The paper studies the robustness of classifiers to adversarial perturbations in the (simple) setting where all the input features are binary. It provides upper bounds on the number of features that the adversary must flips to make the prediction irrelevant. The paper also provides empirical comparison of their measure of robustness with other measures of the literature. The proposed measure seems more appropriate, as it measures the risk compare to the ground truth As a reader unfamiliar with the adversarial attacks topic, I enjoyed the fact that the paper is really clearly written. It is easy to follow without being trivial, and provides both theoretical and numerical results. One may complains that the simplicity of the setting clash with most nowadays machine learning applications. From my point of view, the less realistic assumption is that the data distribution is uniform over the input space. I would like the authors to comment on this point. Can this assumption be relaxed? That being said, the fact that the problem is well circumvented allows to study it with rigor. Hence, it appears to me to be the kind of work that may be the starting point to study more complex frameworks.

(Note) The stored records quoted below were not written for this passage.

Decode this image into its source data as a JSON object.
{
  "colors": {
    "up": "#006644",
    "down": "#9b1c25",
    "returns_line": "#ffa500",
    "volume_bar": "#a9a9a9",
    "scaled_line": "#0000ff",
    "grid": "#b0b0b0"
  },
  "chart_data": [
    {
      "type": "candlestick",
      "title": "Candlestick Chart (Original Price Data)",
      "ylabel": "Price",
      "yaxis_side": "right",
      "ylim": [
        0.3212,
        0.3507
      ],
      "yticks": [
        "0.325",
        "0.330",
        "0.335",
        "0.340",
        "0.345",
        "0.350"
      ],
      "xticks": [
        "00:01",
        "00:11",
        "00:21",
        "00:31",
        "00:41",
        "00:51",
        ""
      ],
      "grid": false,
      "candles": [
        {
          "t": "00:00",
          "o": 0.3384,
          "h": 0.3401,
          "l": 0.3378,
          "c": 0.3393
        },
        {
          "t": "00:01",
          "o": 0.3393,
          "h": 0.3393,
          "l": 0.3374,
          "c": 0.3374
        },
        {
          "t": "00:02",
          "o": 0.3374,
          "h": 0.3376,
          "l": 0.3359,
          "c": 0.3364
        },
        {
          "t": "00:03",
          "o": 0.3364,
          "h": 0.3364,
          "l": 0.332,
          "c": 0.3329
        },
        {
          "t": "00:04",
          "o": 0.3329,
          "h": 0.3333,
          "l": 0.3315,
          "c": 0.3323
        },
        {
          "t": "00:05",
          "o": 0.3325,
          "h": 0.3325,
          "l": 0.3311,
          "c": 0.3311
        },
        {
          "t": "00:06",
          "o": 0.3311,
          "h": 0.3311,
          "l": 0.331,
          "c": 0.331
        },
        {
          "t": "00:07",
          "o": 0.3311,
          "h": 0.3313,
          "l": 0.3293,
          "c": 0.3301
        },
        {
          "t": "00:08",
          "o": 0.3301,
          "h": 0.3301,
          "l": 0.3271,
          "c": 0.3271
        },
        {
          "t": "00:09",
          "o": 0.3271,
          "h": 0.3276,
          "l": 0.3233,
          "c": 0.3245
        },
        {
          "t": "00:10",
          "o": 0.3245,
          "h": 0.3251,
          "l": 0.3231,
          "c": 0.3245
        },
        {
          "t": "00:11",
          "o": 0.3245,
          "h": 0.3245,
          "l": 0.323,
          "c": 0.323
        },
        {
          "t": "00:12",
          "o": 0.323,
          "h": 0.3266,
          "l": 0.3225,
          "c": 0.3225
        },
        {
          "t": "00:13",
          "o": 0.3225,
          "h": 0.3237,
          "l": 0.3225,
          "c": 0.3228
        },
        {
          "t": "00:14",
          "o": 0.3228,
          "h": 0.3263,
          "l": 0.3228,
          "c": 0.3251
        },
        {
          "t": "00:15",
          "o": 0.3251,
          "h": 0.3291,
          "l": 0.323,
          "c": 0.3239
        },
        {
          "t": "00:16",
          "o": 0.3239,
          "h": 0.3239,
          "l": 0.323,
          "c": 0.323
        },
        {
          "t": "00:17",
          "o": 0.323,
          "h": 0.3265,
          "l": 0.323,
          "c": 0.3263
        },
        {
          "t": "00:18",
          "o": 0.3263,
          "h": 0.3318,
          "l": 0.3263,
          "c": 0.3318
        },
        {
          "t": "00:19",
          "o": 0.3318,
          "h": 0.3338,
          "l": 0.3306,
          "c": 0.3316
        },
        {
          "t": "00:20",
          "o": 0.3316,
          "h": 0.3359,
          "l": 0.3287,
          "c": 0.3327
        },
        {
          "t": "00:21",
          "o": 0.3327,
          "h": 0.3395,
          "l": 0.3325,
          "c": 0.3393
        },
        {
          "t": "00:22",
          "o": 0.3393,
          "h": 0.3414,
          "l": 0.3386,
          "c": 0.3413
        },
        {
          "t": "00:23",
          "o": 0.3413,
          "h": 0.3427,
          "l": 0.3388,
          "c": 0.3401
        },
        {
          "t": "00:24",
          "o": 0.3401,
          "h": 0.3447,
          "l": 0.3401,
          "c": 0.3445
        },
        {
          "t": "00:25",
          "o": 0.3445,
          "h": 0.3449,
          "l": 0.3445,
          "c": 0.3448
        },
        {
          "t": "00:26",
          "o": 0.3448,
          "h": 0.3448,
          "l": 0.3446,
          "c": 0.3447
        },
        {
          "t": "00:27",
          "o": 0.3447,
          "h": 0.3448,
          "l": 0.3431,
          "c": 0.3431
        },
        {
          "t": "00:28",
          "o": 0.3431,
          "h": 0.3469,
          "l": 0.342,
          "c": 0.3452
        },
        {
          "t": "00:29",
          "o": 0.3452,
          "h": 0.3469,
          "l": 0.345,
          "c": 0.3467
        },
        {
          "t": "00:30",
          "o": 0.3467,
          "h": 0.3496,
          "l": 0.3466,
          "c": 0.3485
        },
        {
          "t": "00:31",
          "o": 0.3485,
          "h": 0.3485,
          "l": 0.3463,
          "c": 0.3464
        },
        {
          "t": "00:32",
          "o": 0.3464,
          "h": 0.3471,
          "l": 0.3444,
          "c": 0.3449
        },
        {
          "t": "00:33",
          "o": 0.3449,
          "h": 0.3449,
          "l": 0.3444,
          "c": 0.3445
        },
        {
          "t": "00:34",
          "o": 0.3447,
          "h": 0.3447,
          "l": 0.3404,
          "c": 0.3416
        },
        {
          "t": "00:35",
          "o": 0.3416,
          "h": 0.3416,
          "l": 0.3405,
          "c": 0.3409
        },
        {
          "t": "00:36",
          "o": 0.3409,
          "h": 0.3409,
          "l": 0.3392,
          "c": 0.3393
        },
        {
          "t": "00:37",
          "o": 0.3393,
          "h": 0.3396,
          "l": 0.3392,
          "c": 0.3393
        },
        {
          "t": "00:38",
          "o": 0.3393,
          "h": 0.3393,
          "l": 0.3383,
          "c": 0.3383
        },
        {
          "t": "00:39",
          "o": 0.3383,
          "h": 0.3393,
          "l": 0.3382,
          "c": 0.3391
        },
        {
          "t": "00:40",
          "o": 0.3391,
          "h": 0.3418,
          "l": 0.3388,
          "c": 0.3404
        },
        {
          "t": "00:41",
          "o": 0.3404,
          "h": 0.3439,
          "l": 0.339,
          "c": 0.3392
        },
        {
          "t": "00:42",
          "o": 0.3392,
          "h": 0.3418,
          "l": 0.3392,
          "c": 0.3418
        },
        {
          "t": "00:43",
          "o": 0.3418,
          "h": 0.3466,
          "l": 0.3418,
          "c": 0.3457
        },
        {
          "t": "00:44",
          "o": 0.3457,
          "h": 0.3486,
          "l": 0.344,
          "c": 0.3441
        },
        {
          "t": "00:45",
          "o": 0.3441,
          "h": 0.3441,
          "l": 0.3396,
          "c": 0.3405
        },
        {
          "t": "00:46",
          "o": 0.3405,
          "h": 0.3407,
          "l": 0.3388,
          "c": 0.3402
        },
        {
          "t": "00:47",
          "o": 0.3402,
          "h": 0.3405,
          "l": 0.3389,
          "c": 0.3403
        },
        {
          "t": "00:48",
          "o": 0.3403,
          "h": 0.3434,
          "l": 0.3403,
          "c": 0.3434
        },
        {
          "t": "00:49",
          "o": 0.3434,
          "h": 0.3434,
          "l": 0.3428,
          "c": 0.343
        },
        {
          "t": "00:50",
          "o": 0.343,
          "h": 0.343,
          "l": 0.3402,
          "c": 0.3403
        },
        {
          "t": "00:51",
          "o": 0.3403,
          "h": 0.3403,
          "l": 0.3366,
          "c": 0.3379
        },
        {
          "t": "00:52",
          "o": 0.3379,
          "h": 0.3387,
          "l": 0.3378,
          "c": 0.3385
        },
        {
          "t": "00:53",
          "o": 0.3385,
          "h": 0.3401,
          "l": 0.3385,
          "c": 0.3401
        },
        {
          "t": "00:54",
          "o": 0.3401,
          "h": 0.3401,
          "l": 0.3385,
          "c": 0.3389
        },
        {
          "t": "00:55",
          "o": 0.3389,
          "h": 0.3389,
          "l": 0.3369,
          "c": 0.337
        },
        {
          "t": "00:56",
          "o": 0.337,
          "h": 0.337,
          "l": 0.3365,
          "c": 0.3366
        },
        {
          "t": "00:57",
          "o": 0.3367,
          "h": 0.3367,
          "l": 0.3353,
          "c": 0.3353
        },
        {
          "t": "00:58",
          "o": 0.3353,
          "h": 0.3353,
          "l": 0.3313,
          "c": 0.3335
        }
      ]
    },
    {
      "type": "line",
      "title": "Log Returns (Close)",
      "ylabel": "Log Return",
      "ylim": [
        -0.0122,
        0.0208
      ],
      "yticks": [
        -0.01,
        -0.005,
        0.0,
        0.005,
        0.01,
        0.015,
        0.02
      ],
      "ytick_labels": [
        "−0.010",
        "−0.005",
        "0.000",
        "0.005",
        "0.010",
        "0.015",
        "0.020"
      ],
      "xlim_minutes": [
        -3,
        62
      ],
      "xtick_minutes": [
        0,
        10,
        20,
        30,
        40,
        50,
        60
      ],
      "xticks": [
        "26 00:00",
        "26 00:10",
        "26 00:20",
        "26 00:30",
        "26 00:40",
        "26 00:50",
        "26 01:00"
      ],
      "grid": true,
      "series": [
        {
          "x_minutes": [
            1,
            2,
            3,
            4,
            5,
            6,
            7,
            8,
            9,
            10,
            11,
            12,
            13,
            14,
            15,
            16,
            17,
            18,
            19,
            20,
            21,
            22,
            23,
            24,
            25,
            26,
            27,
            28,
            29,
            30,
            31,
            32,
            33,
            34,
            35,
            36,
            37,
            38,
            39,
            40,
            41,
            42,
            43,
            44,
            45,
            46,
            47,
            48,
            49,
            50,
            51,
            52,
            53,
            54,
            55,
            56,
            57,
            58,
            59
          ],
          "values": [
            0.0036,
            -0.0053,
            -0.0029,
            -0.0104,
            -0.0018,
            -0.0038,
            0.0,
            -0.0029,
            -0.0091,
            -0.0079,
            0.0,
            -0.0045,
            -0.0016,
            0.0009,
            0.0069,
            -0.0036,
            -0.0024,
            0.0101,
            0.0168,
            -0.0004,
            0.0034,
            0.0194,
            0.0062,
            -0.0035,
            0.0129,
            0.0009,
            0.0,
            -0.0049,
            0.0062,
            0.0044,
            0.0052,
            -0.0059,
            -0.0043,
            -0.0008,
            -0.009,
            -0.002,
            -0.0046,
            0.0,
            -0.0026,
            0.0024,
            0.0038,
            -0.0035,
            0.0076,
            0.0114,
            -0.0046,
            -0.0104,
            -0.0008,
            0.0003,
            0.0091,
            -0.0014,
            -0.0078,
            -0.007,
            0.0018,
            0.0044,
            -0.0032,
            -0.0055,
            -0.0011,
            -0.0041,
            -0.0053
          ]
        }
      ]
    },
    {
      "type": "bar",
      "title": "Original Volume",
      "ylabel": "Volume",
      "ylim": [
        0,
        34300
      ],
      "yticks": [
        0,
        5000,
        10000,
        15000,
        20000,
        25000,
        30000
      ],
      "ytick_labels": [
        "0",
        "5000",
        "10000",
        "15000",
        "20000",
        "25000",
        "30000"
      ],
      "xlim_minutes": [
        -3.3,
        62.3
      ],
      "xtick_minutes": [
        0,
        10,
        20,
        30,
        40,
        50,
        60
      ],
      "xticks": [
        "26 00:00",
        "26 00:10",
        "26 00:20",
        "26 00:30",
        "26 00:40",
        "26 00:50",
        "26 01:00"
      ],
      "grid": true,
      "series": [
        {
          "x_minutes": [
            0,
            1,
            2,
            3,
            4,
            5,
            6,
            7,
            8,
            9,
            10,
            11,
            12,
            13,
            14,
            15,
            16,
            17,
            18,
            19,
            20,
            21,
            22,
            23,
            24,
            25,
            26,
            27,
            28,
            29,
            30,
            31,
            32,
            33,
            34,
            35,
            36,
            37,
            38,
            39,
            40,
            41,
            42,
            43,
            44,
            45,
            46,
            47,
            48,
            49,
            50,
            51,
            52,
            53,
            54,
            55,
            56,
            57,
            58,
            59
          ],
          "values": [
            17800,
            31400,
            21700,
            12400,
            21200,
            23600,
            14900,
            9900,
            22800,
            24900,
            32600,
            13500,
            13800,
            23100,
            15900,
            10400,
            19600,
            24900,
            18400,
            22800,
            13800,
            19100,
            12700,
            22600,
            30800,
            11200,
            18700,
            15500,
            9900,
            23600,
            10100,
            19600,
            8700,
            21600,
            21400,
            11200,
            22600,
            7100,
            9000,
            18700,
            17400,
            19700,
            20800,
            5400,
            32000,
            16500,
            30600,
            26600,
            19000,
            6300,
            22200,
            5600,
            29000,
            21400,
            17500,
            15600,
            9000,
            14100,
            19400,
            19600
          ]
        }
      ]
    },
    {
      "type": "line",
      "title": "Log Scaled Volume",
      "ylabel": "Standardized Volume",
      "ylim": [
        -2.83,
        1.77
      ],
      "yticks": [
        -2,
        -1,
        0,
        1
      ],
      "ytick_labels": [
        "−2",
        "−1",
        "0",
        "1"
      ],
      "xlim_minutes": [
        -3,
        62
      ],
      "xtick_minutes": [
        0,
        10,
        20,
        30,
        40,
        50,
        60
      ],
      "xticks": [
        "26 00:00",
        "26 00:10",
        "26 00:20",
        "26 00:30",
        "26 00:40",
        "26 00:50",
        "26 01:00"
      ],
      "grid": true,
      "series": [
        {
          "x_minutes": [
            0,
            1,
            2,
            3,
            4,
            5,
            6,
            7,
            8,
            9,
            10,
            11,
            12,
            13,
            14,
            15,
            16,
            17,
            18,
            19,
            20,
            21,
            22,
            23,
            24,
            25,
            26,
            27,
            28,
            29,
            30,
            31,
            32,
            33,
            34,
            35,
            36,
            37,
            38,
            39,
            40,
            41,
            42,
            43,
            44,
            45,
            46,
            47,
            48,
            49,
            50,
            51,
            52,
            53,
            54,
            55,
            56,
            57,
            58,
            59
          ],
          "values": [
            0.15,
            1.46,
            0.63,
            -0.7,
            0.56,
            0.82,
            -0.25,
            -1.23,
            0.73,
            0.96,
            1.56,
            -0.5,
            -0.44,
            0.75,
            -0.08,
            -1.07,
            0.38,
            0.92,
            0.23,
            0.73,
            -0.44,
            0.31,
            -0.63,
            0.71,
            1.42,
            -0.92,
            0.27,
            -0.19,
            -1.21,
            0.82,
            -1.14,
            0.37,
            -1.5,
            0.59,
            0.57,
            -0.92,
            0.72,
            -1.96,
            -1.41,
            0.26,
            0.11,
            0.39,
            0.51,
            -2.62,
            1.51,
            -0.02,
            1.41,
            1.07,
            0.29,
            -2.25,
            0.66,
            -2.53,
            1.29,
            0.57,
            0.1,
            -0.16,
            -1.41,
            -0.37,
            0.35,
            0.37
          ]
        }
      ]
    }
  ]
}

Other comments and typos: - Page 3: Please provide details about the experiments of Table 1 - Page 5, Line 5: missing reference after "robust optimization" - Page 5, Line 7: "definitoin" (typo) - Theorem 2: Please state that "HD" stands for the Hamming distance metric, and thus r is an integer value

Reviewer 3

This paper proposes a new definition for “robustness” of the model, and analyzes its lower bound for discrete uniform distribution over the corners of the hypercube (all binary vectors). The results are presented clearly and the techniques used in this paper are interesting. In a nutshell, based on a isoperimetric inequality for hypercube with Hamming distance, this paper calculates a lower bound for the expansion speed of the boundary of any set, which leads to the lower bounds. The new definition of “robustness” in the paper seems reasonable. Its relations to the previous definitions are also discussed in the paper. The only concern I have of this paper is about the motivation/significance of the study. 1. The authors justify this research in the introduction, emphasizing the importance of studying discrete distributions in the literature. But the papers referred there are all about DNF. I understand the fundamentalness of the DNF problems. But some more discrete examples would give much better justification. 2. It is also not clear why studying “robustness” is important, even in the context of DNF. Also, in section 3.3, only results for monotone conjunctions are presented (Not quite yet about DNF). Could the authors propose some learning settings, where the robustness of learning a monotone conjunctions plays an essential role? Other comments: 1. The proof of Theorem 3.2 seems to miss the case when E is empty. Also in Theorem 3.2, Risk(h,c) is not yet defined in the paper 2. In section 1.1 about the monotone conjunction part, PC and OT should be introduced before they are used. PC is also not consistent with PCh on page 4. 3. On page 7 in the proof of Theorem 3.2, Line 4 and 5, K_E -> k_E. It also misses a denominator 2^n for the last term. 4. In Theorem 3.10/3.12, \rho(h,U_n,c) -> \rho(h ,c) Disclaimer: I didn’t read the proofs for Section 3.3. ==Update after rebuttal ========================= 1. I don't think the rebuttal addresses the significance problem raised in my review. But I change my score to 6 for its rigorous manner in the adversarial robustness literature. 2. I misunderstood question 4 in my original review, thus it is updated to 2 now. My apologies.